Somers se adelantó a su época. Está más cerca de la generación próxima, la Generación de la Crisis, que del grupo de escritores al que pertenecería según su edad, la llamada Generación del ’45 de la literatura uruguaya. Abrió camino con su obra. Se considera que Angel Rama inició la valoración crítica de Somers en un ensayo sobre esta “insólita literatura” publicado en la revista Marcha (1963) y luego en su prólogo a una antología de relatos eróticos escritos por mujeres, en 1966; pero incluso en esa época, y a pesar de las buenas intenciones de Rama, Somers desbordaba la comprensión crítica y teórica. 

Con esta novela, Somers reivindicó la lectura como evasión, despreciada por la crítica como literatura “baja” o sin valor (como el folletín o la novela por entregas) y como propia del sexo femenino. El texto traza entre sus personajes una especie de genealogía de mujeres que leen a otras mujeres, mujeres lectoras y mujeres escritoras, mujeres oyentes y mujeres locutoras. También la figura del albacea literario, del editor encargado de editar y publicar los manuscritos, es tematizado en el personaje (que engañosamente parece no serlo) de Victoria von Scherrer, encargada de ordenar los papeles a la muerte de Sembrando Flores. 

No solo se animó la autora a tratar los temas tabúes del sexo, la violencia, la enfermedad y la muerte, sino que sugirió que la muerte puede ser un aliado de la literatura, en tanto productora de un discurso femenino. Pocas veces se ha demostrado tan poéticamente la relación cercana, casi asfixiante, entre cuerpo y escritura.

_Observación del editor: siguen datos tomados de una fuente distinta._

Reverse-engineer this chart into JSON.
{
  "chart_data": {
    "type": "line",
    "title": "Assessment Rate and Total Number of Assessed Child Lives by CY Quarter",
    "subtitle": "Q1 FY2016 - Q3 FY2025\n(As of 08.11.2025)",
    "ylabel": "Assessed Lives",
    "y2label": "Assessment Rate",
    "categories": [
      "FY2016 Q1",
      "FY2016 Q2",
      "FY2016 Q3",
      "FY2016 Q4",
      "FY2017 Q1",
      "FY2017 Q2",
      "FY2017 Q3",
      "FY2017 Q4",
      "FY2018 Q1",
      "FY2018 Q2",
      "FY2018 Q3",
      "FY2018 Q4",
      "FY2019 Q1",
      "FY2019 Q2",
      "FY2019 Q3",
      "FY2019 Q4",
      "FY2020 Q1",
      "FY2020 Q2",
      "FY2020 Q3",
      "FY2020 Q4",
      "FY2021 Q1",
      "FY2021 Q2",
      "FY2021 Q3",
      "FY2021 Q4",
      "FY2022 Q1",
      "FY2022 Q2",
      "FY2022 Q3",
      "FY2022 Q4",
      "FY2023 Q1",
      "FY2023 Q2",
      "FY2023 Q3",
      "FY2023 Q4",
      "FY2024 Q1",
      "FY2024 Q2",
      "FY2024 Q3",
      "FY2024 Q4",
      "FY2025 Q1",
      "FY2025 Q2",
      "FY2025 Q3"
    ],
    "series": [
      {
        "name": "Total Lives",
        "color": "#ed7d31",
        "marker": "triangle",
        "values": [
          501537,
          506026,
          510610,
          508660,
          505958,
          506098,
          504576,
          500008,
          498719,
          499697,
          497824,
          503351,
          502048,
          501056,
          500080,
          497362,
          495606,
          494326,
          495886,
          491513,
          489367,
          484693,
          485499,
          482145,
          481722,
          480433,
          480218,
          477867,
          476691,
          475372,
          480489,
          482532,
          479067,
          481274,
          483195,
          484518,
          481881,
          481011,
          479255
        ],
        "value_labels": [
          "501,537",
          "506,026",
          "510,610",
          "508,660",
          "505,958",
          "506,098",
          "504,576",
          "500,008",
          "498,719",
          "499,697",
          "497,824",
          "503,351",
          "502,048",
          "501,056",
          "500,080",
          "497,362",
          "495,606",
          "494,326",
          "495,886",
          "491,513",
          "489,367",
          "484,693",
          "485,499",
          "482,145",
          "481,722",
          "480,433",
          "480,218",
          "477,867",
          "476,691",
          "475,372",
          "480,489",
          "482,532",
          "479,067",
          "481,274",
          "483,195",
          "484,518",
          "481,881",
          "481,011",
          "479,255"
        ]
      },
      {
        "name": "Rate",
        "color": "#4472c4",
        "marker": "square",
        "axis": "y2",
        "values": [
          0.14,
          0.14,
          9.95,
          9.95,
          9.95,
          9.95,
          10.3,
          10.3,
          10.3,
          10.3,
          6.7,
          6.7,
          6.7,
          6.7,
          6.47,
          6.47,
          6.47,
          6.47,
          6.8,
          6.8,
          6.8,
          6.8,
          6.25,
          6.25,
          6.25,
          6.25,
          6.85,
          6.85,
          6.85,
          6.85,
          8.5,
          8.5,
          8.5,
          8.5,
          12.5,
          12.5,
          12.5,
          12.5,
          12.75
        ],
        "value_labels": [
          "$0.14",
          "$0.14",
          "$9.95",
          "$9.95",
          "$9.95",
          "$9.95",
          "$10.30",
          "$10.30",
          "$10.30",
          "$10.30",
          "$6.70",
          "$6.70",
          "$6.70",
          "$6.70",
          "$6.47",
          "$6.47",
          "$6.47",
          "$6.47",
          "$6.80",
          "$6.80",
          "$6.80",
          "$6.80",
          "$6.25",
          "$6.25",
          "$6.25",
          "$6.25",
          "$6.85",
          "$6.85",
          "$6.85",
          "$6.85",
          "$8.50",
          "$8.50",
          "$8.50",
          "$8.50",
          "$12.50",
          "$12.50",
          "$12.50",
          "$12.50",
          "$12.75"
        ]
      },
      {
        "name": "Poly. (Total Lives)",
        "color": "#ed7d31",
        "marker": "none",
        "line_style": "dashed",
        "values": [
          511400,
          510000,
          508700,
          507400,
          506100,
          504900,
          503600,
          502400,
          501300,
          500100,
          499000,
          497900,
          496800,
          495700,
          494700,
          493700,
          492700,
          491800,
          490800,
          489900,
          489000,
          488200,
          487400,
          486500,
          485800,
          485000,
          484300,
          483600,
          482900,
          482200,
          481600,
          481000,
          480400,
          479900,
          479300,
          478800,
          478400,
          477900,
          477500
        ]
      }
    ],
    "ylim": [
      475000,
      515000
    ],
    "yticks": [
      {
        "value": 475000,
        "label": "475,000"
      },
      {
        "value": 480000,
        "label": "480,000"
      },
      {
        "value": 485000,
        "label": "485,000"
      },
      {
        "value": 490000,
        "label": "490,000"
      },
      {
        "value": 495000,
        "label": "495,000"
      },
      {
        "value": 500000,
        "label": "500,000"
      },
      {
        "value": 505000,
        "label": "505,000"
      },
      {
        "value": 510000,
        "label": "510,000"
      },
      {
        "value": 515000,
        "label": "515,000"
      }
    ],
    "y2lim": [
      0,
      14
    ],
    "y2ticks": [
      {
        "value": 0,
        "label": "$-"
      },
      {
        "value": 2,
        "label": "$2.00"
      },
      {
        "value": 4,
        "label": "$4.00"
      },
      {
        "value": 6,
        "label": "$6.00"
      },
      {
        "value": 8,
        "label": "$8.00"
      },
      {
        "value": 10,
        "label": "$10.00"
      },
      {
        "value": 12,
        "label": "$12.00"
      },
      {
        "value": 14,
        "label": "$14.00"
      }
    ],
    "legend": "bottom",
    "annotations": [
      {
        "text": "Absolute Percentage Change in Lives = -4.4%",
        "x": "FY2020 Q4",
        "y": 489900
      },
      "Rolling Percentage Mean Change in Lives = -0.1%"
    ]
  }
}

Tradicionalmente, las metáforas relativas al tiempo lo representan como destructor (tempus edax rerum), pero Somers concibe la escritura como un modo irónico de recuperación del tiempo por el recuerdo, como estrategia para contener y detener el avance de la muerte. 

Hay que celebrar la reedición de esta novela fundamental. La editorial El Cuenco de Plata ha publicado, además, una antología de cuentos, La rebelión de la flor, seleccionada por la misma autora  y su primera novela, La mujer desnuda, en un gesto que señala la doble intención de poner al alcance textos que se habían vuelto inhallables y de recuperar a Somers, la “loba esteparia de las letras uruguayas”, para nuevas generaciones de lectores.